No one considered this because no one believes that there was any “real departure” on the Saudis’ part, and Trump’s goofy photo-op with the king didn’t change that. Imagine being credulous enough to accept at face value that a Saudi run center for “combating extremist ideology” is useful. At best, it is a show put on for appearances’ sake for the benefit of gullible Western audiences. The purpose of that show is to distract attention from the effects of actual Saudi policies in the surrounding region. It won’t come as a shock that Ferguson doesn’t talk about any of those policies or their effects.

The Saudis and some of their Gulf allies have been arming and funding jihadists in Syria for years, and over the last two years they have waged a pitiless war on Yemen that has sometimes involved their collaboration with Al Qaeda in the Arabian Peninsula (AQAP) fighters.

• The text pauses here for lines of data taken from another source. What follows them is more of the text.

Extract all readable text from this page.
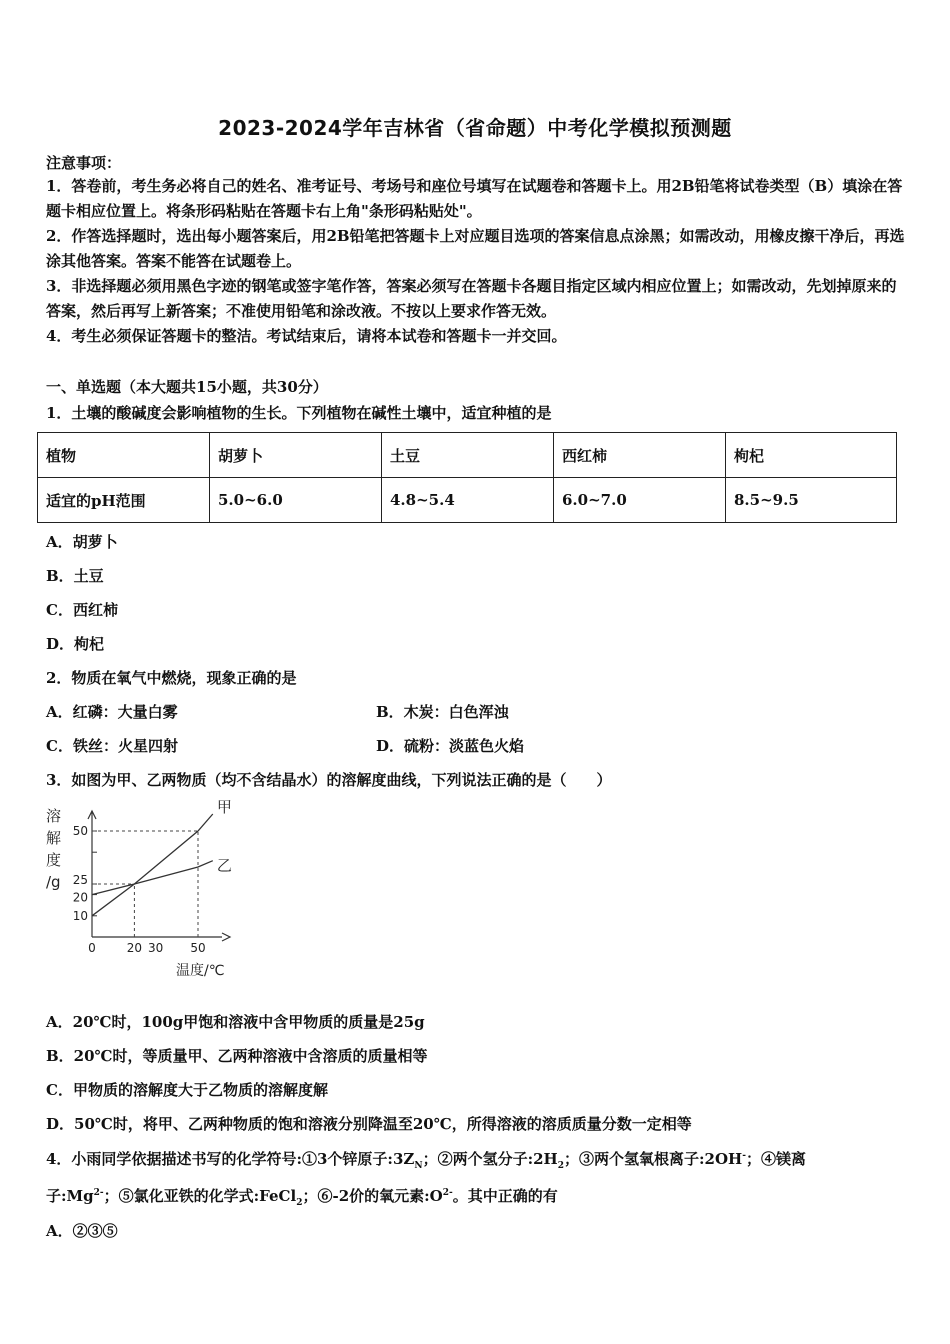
2023-2024学年吉林省（省命题）中考化学模拟预测题
注意事项：
1．答卷前，考生务必将自己的姓名、准考证号、考场号和座位号填写在试题卷和答题卡上。用2B铅笔将试卷类型（B）填涂在答题卡相应位置上。将条形码粘贴在答题卡右上角"条形码粘贴处"。
2．作答选择题时，选出每小题答案后，用2B铅笔把答题卡上对应题目选项的答案信息点涂黑；如需改动，用橡皮擦干净后，再选涂其他答案。答案不能答在试题卷上。
3．非选择题必须用黑色字迹的钢笔或签字笔作答，答案必须写在答题卡各题目指定区域内相应位置上；如需改动，先划掉原来的答案，然后再写上新答案；不准使用铅笔和涂改液。不按以上要求作答无效。
4．考生必须保证答题卡的整洁。考试结束后，请将本试卷和答题卡一并交回。
一、单选题（本大题共15小题，共30分）
1．土壤的酸碱度会影响植物的生长。下列植物在碱性土壤中，适宜种植的是
植物	胡萝卜	土豆	西红柿	枸杞
适宜的pH范围	5.0~6.0	4.8~5.4	6.0~7.0	8.5~9.5
A．胡萝卜
B．土豆
C．西红柿
D．枸杞
2．物质在氧气中燃烧，现象正确的是
A．红磷：大量白雾	B．木炭：白色浑浊
C．铁丝：火星四射	D．硫粉：淡蓝色火焰
3．如图为甲、乙两物质（均不含结晶水）的溶解度曲线，下列说法正确的是（　　）
甲
乙
0	20 30 50
50
25
20
10
溶
解
度
/g
温度/℃
A．20℃时，100g甲饱和溶液中含甲物质的质量是25g
B．20℃时，等质量甲、乙两种溶液中含溶质的质量相等
C．甲物质的溶解度大于乙物质的溶解度解
D．50℃时，将甲、乙两种物质的饱和溶液分别降温至20℃，所得溶液的溶质质量分数一定相等
4．小雨同学依据描述书写的化学符号:①3个锌原子$:3Z_N$；②两个氢分子$:2H_2$；③两个氢氧根离子:2OH-；④镁离
子$:Mg^{2-}$；⑤氯化亚铁的化学式:FeCl$_2$；⑥-2价的氧元素$:O^{2-}$。其中正确的有
A．②③⑤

At the very least, the war on Yemen has been a boon to AQAP, but the Saudis are so preoccupied with fighting the Houthis and their allies that they don’t care. No one could look at their record and believe that the Saudis are reliable partners in “combating extremist ideology,” and so no one should buy for a minute that their new center is anything more than a Potemkin village of counter-terrorism.

Ferguson goes on to say this:

For decades Saudi Arabia has been the principal source of funding for the export of Sunni fundamentalism. Leaning on the Saudis is therefore an essential first step. Obviously there has to be some quid pro quo if the House of Saud really is going to turn off the cash tap.

But there is no evidence that Trump is “leaning on the Saudis” at all. On the contrary, he is praising them to the skies before they have done anything to deserve it, and he is continuing and expanding on Obama’s disastrous policy of arming them to the teeth and indulging their worst behavior.